Des internautes du monde entier ont suivi la tournée de la secrétaire d’État sur le continent en se branchant sur la page Facebook du site Internet America.gov, prenant part à une conversation internationale sur les défis les plus importants que l’Afrique doit relever aujourd’hui. Tout au cours du mois, des fans du site eJournal USA ont publié plus de 700 commentaires, exprimant leurs opinions sur le rôle des États-Unis et des Africains eux-mêmes dans le développement du continent.
Parmi ceux qui ont participé à cette conversation sur la Toile, 57 % ont indiqué qu’instaurer la bonne gouvernance sur le continent était le défi le plus important que devaient relever actuellement les Africains. Un grand nombre d’entre eux ont exhorté les États-Unis à faire pression sur leurs gouvernements afin qu’ils œuvrent pour endiguer la corruption et promouvoir la transparence. Ils ont également débattu des effets sociaux et économiques de gouvernements plus ouverts, d’élections libres et équitables, et de régimes stables.
La conversation était vive et inspirée. Ci-dessous, quelques réponses de participants à la question « Qu’est-ce que la bonne gouvernance ? » :
« La bonne gouvernance est fondée sur la transparence, la responsabilité et l’égalité de manière à ce que ces principes répondent aux besoins de la population. »

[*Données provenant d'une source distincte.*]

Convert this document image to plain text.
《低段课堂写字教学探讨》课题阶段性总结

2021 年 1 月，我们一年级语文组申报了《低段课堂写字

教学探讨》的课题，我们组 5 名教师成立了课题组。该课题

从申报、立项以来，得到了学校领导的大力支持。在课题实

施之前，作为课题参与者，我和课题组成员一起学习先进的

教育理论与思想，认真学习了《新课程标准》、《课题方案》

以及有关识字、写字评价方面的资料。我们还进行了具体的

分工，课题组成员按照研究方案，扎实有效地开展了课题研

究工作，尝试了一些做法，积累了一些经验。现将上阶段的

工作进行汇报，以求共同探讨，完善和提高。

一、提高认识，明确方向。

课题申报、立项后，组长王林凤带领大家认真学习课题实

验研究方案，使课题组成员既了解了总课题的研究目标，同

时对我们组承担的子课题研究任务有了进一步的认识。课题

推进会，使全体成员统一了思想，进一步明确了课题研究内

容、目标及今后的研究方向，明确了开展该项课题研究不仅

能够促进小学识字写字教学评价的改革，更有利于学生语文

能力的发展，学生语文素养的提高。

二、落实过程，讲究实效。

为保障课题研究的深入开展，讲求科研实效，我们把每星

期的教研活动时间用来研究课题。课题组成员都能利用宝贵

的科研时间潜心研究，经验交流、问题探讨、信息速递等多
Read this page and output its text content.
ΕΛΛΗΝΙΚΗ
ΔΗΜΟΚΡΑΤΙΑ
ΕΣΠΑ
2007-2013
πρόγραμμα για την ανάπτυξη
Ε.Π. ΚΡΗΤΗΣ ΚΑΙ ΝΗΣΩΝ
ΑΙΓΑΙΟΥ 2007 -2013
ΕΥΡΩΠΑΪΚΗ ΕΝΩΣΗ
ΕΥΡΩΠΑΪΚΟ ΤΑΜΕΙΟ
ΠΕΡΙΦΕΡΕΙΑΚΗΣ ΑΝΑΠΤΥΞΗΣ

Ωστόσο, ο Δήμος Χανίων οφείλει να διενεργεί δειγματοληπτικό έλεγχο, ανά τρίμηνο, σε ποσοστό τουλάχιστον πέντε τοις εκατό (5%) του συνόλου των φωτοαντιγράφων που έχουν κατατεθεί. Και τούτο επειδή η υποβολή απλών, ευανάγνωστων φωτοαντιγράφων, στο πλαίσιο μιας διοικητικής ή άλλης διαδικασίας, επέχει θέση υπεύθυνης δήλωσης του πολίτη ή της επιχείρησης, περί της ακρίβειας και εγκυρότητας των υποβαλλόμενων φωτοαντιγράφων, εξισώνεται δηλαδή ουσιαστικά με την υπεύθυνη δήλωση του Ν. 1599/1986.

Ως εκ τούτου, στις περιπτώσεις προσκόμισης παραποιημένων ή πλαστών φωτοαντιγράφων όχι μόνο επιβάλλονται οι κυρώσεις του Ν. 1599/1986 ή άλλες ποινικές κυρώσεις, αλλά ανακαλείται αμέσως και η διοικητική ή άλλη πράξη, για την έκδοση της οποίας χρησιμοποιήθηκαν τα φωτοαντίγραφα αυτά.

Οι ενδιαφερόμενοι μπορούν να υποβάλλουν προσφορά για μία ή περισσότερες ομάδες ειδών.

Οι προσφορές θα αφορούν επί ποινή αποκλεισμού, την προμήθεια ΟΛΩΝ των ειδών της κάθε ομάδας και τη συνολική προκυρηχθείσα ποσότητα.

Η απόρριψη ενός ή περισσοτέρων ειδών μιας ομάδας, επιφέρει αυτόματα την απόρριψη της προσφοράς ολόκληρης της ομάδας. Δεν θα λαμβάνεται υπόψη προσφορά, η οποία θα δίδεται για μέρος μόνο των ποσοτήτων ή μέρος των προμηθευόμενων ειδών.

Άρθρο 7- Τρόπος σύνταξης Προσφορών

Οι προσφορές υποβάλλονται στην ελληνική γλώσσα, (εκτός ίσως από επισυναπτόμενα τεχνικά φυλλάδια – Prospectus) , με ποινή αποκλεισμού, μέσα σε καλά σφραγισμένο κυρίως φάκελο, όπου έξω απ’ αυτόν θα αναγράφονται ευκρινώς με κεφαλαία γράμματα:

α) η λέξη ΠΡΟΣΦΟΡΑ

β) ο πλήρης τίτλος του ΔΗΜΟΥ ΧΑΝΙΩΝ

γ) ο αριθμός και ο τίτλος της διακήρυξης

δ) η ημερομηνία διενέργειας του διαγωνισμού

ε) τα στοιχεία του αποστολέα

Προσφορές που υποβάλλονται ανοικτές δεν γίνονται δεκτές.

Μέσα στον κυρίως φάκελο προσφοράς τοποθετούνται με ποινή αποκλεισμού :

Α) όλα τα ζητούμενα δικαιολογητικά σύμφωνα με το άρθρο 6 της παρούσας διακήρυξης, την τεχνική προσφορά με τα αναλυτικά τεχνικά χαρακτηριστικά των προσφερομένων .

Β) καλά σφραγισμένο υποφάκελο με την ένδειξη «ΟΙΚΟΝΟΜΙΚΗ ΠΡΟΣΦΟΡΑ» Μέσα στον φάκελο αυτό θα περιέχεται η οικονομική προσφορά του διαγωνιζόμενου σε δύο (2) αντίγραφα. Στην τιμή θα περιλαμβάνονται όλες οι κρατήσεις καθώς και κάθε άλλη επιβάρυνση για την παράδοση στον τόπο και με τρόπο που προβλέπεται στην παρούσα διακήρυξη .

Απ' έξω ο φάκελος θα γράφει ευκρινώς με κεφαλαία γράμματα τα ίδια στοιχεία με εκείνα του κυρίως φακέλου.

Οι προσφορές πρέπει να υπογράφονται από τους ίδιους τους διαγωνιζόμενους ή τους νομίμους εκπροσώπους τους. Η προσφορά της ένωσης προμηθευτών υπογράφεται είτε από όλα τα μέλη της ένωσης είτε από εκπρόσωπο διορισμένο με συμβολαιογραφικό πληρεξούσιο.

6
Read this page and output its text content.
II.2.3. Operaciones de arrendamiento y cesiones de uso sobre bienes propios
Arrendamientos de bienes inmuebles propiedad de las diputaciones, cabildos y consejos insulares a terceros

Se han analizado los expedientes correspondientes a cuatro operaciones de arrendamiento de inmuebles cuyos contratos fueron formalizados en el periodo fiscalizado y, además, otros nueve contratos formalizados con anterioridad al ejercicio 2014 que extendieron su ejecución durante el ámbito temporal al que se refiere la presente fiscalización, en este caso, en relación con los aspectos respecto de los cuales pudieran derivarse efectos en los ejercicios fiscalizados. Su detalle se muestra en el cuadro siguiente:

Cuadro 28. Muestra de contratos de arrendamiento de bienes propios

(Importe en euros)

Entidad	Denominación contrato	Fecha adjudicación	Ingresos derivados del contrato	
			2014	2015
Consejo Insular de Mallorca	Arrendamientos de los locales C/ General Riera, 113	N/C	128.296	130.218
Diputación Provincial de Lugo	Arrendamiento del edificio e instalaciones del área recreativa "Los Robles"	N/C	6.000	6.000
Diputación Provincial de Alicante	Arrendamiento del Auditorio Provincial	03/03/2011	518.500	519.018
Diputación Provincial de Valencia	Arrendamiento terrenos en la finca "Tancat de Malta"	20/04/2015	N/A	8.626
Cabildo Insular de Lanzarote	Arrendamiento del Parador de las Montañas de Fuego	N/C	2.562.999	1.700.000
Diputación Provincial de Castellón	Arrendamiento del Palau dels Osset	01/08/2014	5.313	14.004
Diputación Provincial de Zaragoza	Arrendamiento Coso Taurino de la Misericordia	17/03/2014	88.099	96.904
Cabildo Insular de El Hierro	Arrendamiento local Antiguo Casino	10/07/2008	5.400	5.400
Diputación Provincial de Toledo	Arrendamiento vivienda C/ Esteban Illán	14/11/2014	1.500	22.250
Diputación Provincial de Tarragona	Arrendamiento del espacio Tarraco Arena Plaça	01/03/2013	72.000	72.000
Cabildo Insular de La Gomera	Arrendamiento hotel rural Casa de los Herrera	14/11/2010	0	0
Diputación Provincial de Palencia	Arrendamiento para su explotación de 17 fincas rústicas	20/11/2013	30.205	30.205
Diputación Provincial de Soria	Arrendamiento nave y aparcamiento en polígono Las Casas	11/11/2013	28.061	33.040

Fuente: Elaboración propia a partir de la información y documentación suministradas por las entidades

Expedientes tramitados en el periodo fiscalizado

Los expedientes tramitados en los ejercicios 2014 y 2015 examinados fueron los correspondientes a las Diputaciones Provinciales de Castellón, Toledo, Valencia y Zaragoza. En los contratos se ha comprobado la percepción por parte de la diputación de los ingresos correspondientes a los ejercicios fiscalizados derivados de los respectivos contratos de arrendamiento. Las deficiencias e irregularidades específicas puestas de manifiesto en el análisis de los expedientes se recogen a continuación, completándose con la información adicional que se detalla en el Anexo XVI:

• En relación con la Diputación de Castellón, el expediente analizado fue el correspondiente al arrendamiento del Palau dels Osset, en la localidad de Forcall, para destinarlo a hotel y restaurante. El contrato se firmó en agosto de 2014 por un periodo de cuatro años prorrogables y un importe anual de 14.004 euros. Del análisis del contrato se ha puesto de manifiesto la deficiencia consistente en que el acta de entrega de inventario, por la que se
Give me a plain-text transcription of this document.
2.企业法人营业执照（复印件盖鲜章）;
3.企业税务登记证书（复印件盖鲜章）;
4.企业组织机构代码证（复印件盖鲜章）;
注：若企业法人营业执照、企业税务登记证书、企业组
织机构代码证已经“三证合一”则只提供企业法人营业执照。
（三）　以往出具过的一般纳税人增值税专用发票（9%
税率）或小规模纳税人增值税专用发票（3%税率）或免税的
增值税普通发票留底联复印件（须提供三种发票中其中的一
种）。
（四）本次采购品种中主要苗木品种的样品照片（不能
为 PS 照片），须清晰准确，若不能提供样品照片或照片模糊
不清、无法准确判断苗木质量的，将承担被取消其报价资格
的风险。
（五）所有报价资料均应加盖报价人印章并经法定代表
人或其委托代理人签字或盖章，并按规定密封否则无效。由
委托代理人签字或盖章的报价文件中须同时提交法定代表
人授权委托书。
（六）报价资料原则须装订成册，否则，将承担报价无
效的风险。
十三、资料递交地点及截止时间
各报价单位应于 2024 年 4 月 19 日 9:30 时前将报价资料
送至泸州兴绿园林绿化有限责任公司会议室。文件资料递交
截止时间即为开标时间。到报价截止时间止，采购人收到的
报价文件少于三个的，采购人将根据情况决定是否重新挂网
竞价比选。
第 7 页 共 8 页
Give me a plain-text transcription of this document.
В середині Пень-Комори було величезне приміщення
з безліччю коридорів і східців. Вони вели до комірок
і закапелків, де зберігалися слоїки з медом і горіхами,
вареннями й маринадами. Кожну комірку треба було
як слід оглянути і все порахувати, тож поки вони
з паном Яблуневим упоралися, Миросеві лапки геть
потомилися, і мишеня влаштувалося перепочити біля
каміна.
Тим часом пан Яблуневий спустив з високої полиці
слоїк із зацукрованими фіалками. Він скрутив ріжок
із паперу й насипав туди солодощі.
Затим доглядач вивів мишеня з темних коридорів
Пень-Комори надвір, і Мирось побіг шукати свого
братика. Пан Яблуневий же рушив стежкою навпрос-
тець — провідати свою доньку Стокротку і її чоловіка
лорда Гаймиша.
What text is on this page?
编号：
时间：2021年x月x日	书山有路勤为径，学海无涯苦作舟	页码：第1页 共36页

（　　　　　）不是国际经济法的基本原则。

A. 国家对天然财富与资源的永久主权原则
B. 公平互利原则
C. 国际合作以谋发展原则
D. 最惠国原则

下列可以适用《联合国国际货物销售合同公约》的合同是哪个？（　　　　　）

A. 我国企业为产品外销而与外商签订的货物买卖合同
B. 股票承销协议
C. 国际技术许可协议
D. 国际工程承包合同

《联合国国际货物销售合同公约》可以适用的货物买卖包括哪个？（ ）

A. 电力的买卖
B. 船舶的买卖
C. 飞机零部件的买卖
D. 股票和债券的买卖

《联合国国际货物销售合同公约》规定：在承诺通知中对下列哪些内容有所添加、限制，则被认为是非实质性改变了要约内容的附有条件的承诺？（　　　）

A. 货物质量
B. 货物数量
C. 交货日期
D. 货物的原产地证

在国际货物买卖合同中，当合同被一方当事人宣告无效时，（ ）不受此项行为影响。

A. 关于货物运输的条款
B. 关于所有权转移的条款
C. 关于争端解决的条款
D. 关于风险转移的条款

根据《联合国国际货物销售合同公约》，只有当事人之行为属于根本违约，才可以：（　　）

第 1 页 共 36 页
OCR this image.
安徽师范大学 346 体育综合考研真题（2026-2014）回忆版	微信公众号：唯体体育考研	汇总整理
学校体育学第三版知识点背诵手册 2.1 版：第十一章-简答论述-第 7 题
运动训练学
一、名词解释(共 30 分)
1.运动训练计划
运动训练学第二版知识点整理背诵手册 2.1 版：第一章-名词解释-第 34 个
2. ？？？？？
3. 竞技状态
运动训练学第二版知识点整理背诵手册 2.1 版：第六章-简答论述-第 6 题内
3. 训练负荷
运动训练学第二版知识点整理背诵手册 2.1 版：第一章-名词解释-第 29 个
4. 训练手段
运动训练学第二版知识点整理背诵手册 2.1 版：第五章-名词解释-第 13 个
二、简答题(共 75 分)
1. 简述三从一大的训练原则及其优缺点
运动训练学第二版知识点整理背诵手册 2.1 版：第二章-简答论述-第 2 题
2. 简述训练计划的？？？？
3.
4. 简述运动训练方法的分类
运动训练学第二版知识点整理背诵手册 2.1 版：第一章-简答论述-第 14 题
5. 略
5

« La bonne gouvernance, pour moi, c’est une façon de vivre en paix avec le peuple, de prendre à cœur les besoins du peuple que l’on gouverne, de faire ce qui lui est bénéfique. »
« La bonne gouvernance signifie la meilleure situation pour le plus grand nombre de gens. »
« La gouvernance commence par mes efforts à moi. »
Cette entière conversation a été rassemblée dans une publication électronique qui peut être consultée sur le site Internet : http://bit.ly/AF_Comments (PDF, 2.4MB)
Élargir la société civile au cyberespace
Nombreux sont ceux qui pensent que l’habileté de M. Obama à galvaniser ses partisans au niveau local grâce à l’Internet et aux nouveaux médias a joué un rôle important dans sa victoire aux primaires et ultimement à l’élection présidentielle. De la Maison-Blanche, le président Obama continue d’utiliser les forums électroniques et d’inspirer un réseau social qui permet aux citoyens de débattre de la politique et des actions du gouvernement. La société civile s’est élargie au cyberespace, contribuant à la démocratisation sur la Toile du débat politique.
L’utilisation des nouvelles technologies de communications et du réseautage social, y compris les blogues, Facebook, Twitter, YouTube et MySpace, gagne actuellement du terrain en Afrique où la population découvre que ces médias peuvent contribuer à promouvoir le changement. Sur Facebook, le groupe This Africa Can sert de forum aux Africains désireux d’échanger des idées sur le développement et d’encourager une participation active à ce processus. On trouve sur ce réseau social divers sujet de discussion, comme par exemple « comment informer votre maire, gouverneur ou autre responsable d’une certaine situation », « comment développer des relations stratégiques », ou « comment soumettre des projets d’affaires ». Ce site offre en outre l’accès à divers blogues africains et autres ressources sur la Toile.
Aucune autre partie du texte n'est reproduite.